La honorabilidad no es un concepto neutro. La honorabilidad, la dignidad, es la lucha por tener agua corriente en casa, la lucha por que asfalten tu calle, la lucha por contar con una línea de autobús, la lucha por disponer de una sanidad y una educación públicas. Eso es la dignidad, la honestidad, la integridad: la honorabilidad.

La Cataluña cosmopolita del siglo XXI lleva años reclamando al Estado la gestión de todo lo que generan y se han acostumbrado a mirar por encima del hombro a los demás. Como si fueran mejores. Pero el pasado, pasado es y no se puede borrar, por mucho amoniaco que se le eche.

El sábado fui de propio a ver El 47, una película que se adentra en la biografía de Manolo Vital, que viene a ser la historia de mi propia familia: un joven extremeño emigra a Cataluña influido por la necesidad de labrarse un futuro.

La Cataluña próspera y desarrollada de hoy es la que es gracias al trabajo de los charnegos, los miles de extremeños y andaluces que se asentaron por los alrededores de Barcelona durante el siglo XX. Fueron ellos, todos obreros, quienes sembraron la semilla de la vigorosa planta que ahora luce Cataluña, con el sudor en la frente y las manos agrietadas.

La historia de Manolo, basada en hechos reales, gira en torno a un conductor de autobús nacido en Valencia de Alcántara que llegó a Barcelona en plena represión franquista. Vital y algunos de sus paisanos se fijaron en Torre Baró, el barrio más periférico de Barcelona, situado al otro lado de una empinadísima montaña, donde no había absolutamente nada y que había que cruzar a diario para adquirir las piezas más básicas de subsistencia.

Juntos, a la hora del descanso, levantaron a pulso las casas que habitarían con sus familias. La ley marcaba que no se podía tirar una construcción que tuviera un tejado, así que se organizaron para alicatar cada noche un chamizo. Así, cuando viniera la policía, ya no podía echarles la casa abajo.

De día trabajaban donde encontraban y de noche edificaron el barrio, pero sus calles no estaban asfaltadas ni tenían farolas, el agua potable tardó años en llegar y los chicos aprendían a leer y escribir con los conocimientos y la paciencia de una mujer voluntaria asentada en el mismo término.

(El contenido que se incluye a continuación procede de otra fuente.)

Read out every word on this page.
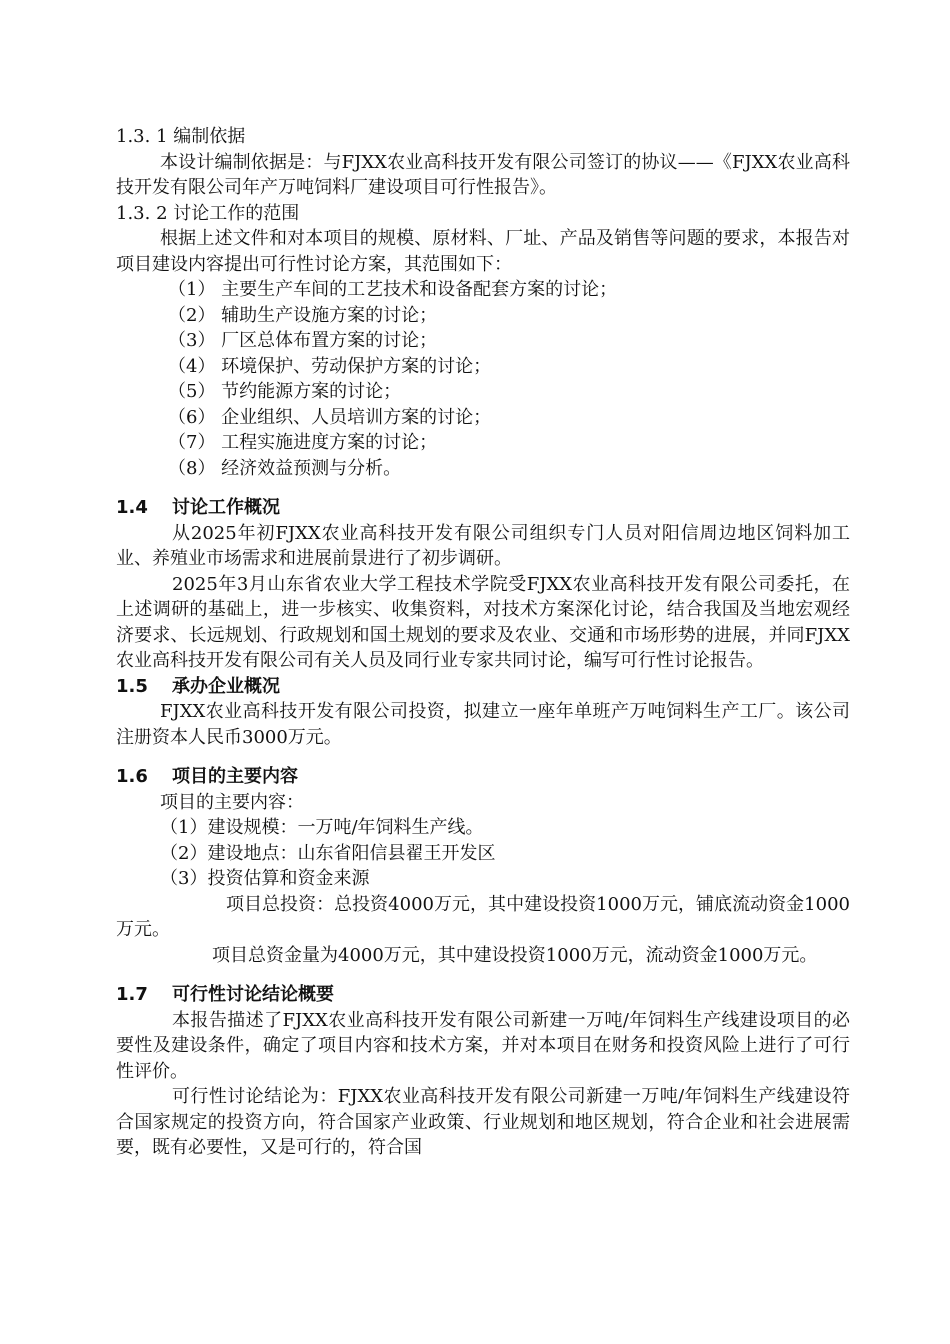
1.3. 1 编制依据

本设计编制依据是：与FJXX农业高科技开发有限公司签订的协议——《FJXX农业高科技开发有限公司年产万吨饲料厂建设项目可行性报告》。

1.3. 2 讨论工作的范围

根据上述文件和对本项目的规模、原材料、厂址、产品及销售等问题的要求，本报告对项目建设内容提出可行性讨论方案，其范围如下：

（1） 主要生产车间的工艺技术和设备配套方案的讨论；

（2） 辅助生产设施方案的讨论；

（3） 厂区总体布置方案的讨论；

（4） 环境保护、劳动保护方案的讨论；

（5） 节约能源方案的讨论；

（6） 企业组织、人员培训方案的讨论；

（7） 工程实施进度方案的讨论；

（8） 经济效益预测与分析。

1.4 讨论工作概况

从2025年初FJXX农业高科技开发有限公司组织专门人员对阳信周边地区饲料加工业、养殖业市场需求和进展前景进行了初步调研。

2025年3月山东省农业大学工程技术学院受FJXX农业高科技开发有限公司委托，在上述调研的基础上，进一步核实、收集资料，对技术方案深化讨论，结合我国及当地宏观经济要求、长远规划、行政规划和国土规划的要求及农业、交通和市场形势的进展，并同FJXX农业高科技开发有限公司有关人员及同行业专家共同讨论，编写可行性讨论报告。

1.5 承办企业概况

FJXX农业高科技开发有限公司投资，拟建立一座年单班产万吨饲料生产工厂。该公司注册资本人民币3000万元。

1.6 项目的主要内容

项目的主要内容：

（1）建设规模：一万吨/年饲料生产线。

（2）建设地点：山东省阳信县翟王开发区

（3）投资估算和资金来源

项目总投资：总投资4000万元，其中建设投资1000万元，铺底流动资金1000万元。

项目总资金量为4000万元，其中建设投资1000万元，流动资金1000万元。

1.7 可行性讨论结论概要

本报告描述了FJXX农业高科技开发有限公司新建一万吨/年饲料生产线建设项目的必要性及建设条件，确定了项目内容和技术方案，并对本项目在财务和投资风险上进行了可行性评价。

可行性讨论结论为：FJXX农业高科技开发有限公司新建一万吨/年饲料生产线建设符合国家规定的投资方向，符合国家产业政策、行业规划和地区规划，符合企业和社会进展需要，既有必要性，又是可行的，符合国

Con un colgante con una bellota verde, blanca y negra, los colores de la bandera extremeña, siempre colgado del pescuezo, Manolo Vital encontró el sustento conduciendo el autobús que cubría la ruta del 47. Le revolvía las tripas ver los itinerarios crecer por la periferia de Barcelona y comprobar que nunca llegaba hasta el suyo, el barrio que más fatigas pasaba.

Rellenó formularios, esperó horas a que le atendieran en el ayuntamiento, garabateó ‘Torre Baró es Barcelona” en una fachada pública, propuso a su empresa llevar él aquella ruta nueva, preguntó por el alcalde y al final un trabajador público que cogía el autobús que él conduce le presentó al político que se encargaba de alargar el recorrido del transporte público por el plano urbanístico.

No sirvió de nada el contacto porque, según afirmaron los que sabían, un autobús no entra por la única vía de acceso al distrito, farragosa y estrechísima. ¿Que no cabe? A Manolo aquel desprecio lo remató, así que secuestró su propio autobús y lo encajó en mitad de su barrio con el auxilio de los vecinos, que ayudaron con picos, palas y azadas a que el vehículo pudiera pasar por las zonas más complejas. ¿Cabe o no cabe?

Le arrestaron y fue juzgado, pero triunfó su lucha personal, que se convirtió en la lucha vecinal de Torre Baró. Después de aquello llegó una línea de autobús desde la que sus vecinos pudieron, al fin, transportar su dignidad.

Al terminar la película, la sala, ni una silla vacía, aplaudió hasta que se agotaron los rótulos. “Es mi vida”, sintetizó la señora que tenía sentada en la butaca de al lado. Y la de mi familia.